Le corps du vieux juif construit, ou plutôt déconstruit à partir de la figure du Juif errant, est une apparence de corps, dans un tissu qui n'est plus qu'une toile d'araignée. La fragilité de l'homme et de l'habit, la menace de la dissolution sont combattues par la mise en réseau figurée par l'araignée représentant la corrélation qui peut exister entre des mondes si différents. L'évaluation rappelle le mode de calcul de maître Finewood, totalement séparée du rapport à la richesse de la société. Le compte fait par Jonathas évaluant le médaillon retenu par une chaîne d'or contenant le portrait de Belkiss, va de dix-neuf guinées à dix-neuf mille, puis à vingt mille neuf cents, pour finir par deux cent mille guinées, ou plutôt deux millions de guinées. Pendant ce temps-là, le partage des diamants fait oublier aux juges que la vie d'un homme est en jeu.

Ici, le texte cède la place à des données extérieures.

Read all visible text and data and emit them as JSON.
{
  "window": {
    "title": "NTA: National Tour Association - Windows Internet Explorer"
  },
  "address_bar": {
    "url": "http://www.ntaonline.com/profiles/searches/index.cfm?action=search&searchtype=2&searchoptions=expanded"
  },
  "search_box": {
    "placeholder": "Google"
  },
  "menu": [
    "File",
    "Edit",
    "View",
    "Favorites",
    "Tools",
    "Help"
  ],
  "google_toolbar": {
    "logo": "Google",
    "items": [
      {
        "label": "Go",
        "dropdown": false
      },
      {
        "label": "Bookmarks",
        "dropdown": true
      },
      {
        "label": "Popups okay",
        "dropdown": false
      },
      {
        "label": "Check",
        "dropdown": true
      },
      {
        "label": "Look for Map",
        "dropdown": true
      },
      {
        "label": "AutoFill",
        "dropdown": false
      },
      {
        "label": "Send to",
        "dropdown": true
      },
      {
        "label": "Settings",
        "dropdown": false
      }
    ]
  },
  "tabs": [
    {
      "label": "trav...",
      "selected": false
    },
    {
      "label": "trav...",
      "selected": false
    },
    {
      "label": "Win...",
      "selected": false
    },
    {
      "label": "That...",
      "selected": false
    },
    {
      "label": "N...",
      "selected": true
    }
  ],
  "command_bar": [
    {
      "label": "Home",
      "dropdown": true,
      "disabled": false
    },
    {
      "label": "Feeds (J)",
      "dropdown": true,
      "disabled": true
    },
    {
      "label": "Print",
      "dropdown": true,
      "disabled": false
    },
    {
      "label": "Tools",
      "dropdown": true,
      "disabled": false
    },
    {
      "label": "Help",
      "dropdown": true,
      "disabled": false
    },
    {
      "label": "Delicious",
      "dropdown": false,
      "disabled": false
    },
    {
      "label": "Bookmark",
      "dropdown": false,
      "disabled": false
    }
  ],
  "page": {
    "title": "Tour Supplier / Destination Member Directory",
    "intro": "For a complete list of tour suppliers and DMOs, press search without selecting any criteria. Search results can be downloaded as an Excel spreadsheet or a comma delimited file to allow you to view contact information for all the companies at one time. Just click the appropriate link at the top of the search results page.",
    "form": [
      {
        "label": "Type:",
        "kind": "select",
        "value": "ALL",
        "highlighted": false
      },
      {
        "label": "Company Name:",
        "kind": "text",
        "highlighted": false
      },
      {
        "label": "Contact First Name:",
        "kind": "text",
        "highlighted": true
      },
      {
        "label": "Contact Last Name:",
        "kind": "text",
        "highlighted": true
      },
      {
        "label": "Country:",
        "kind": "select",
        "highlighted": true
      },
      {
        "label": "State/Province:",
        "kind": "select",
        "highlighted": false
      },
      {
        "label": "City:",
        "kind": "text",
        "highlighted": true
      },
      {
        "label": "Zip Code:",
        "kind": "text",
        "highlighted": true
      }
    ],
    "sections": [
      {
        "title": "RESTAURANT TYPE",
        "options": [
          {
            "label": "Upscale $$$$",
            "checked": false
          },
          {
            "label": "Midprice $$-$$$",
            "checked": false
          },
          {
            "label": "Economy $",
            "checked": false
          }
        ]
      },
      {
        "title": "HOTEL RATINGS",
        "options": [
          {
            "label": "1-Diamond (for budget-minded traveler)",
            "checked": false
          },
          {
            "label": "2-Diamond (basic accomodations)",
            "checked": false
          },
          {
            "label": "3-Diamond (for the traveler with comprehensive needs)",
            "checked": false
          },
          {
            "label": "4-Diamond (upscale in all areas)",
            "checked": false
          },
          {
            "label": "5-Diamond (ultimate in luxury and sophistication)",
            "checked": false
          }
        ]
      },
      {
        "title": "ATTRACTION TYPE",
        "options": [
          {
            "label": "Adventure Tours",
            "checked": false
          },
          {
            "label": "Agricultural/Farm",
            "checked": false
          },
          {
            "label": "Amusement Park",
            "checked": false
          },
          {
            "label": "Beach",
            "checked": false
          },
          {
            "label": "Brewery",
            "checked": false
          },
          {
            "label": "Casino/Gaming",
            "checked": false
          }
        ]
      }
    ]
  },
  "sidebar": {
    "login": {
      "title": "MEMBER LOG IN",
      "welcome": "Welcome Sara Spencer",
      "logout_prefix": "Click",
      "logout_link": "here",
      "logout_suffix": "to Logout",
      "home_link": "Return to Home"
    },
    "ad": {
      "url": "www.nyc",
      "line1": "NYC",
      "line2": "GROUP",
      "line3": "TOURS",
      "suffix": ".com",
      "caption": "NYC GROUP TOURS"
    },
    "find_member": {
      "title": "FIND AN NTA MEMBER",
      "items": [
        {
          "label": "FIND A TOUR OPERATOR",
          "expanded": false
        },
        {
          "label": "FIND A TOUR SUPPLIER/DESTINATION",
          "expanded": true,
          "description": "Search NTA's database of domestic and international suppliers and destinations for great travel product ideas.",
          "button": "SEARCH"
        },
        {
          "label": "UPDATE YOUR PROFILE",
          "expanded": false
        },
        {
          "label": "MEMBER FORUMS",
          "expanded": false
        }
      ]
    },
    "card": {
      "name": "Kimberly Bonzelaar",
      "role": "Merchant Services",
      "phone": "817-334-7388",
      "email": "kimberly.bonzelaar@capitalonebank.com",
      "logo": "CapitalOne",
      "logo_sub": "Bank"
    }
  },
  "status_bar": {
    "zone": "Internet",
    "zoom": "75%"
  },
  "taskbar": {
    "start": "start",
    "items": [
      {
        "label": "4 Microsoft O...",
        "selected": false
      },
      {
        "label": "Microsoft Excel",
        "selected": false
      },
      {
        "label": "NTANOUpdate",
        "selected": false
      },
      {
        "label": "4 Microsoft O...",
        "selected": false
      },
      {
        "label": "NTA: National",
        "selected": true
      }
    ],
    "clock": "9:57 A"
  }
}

Le Juif est condamné à mendier, ce qu'il rappelle, depuis la ruine du temple de Jérusalem (ce qui renvoie à Salomon et à la Reine de Saba ).

Notes
237.

Les connotations franc-maçonniques évidentes à partir de la profession de Michel et du nom même de Belkiss, ont donné lieu à beaucoup de commentaires.

238.

Nodier a utilisé plusieurs fois la franc-maçonnerie à des fins littéraires. Les matériaux maçonniques qu'il utilise permettraient des comparaisons intéressantes avec d'autres écrivains, notamment Nerval. Le texte fondateur est sans doute Le Livre des Rois et une Sourate du Coran, qui racontent le voyage de Salomon au pays de la Reine de Saba ( Le Yemen) Voir notes sur Le Voyage en Orient , Nerval, Oeuvres complètes, Pléiade, tome 2, p.1586-1588.

239.

On lit dans la Bibliothèque orientale d'Herbelot, si souvent mise à contribution par Nerval: "Balkis, nom d'une reine d'Arabie de la postérité d'Iârab, fils de Chathan, qui régnait dans la ville de Mareb, capitale de la province de Saba. C'est la reine de Saba de laquelle il est dit dans le livre des Rois qu'elle vint de son pays pour entendre les discours pleins de sagesse de Salomon. Elle était selon la tradition des Arabes, fille de Hadhad, fils de Scharhabil, vingtième roi d'Iemen ou de l'Arabie heureuse "(Note p. 1587, O.C. Nerval, tome 2, op. cit. )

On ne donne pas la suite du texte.